A key issue raised was the lack of data specific to Indigenous populations within the included developed countries. While there is clear recognition of the heightened burden of disease within Indigenous populations, and in particular those within rural communities, there was a distinct lack of reporting across the studies reviewed. Clear evidence is provided as to the high burden of chronic disease borne by Indigenous Australians, for example. A study by Azzopardi for example showing that burden of DM for Indigenous children and adolescents is greater that for non-Indigenous people regardless of geographical location, but that young Indigenous people living in remote communities are clearly at excess risk of DM [21]. Despite the recognised issues, only 19% of studies included indigenous data at all, diminishing visibility and opportunity to address chronic disease patterns and issues within these populations.

This integrated review demonstrates that whilst there are many fascinating examples of innovative health care provision for patients in rural and remote areas, there is very little directly applicable comparative data on outcomes of initiatives in metropolitan and non-metropolitan populations.
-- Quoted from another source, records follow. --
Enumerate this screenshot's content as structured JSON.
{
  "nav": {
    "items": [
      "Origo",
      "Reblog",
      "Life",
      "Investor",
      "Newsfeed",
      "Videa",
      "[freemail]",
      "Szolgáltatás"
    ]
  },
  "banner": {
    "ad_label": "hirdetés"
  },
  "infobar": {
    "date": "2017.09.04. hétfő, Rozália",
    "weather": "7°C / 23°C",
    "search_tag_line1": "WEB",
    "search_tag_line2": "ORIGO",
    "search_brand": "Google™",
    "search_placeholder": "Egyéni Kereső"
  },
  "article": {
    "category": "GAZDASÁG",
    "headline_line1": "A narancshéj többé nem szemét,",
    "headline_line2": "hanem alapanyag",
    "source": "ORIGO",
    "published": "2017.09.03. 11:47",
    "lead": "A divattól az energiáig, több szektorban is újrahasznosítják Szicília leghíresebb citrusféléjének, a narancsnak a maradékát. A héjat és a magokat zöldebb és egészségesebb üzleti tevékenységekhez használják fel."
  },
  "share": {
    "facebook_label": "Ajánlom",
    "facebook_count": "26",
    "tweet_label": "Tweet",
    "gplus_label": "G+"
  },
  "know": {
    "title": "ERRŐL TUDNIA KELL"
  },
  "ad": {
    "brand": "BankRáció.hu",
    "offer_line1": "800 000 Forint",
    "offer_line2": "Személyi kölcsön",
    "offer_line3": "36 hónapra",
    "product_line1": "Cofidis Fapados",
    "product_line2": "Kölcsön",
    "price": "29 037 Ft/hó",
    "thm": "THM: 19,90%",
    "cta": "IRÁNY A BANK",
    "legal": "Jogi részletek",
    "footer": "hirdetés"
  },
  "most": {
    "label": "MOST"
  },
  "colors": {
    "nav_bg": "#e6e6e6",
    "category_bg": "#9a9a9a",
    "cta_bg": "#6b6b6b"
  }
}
Whether such studies would demonstrate different outcomes is open to speculation but were they to do so, understanding of the effects of remote geography on healthcare would be likely to be enhanced.

There are several limitations of this review. As in all reviews of this nature it is possible that our search has not identified all relevant literature. However, we believe the systematic prospective review process, including the use of broad search terms and screening and data extraction by two independent researchers, provided a rigorous approach to capture papers that included relevant information. While selecting developed countries with similar health systems provided for more appropriate comparisons, this also limits the scope for generalisation beyond the identified regions. The heterogeneity of the included studies and contexts has also recognised as a challenge, however this paper does provide some insight and documentation of what data is being published and the gaps that currently are faced.

Conclusion

In conclusion, this review demonstrates that there is significant scope for further directly comparative studies detailing the effect of service delivery models on the health outcomes of urban and rural populations. We believe that such data would further knowledge in this field and help to break the deadly synergy between increased rurality and poorer outcomes for people with common chronic health conditions.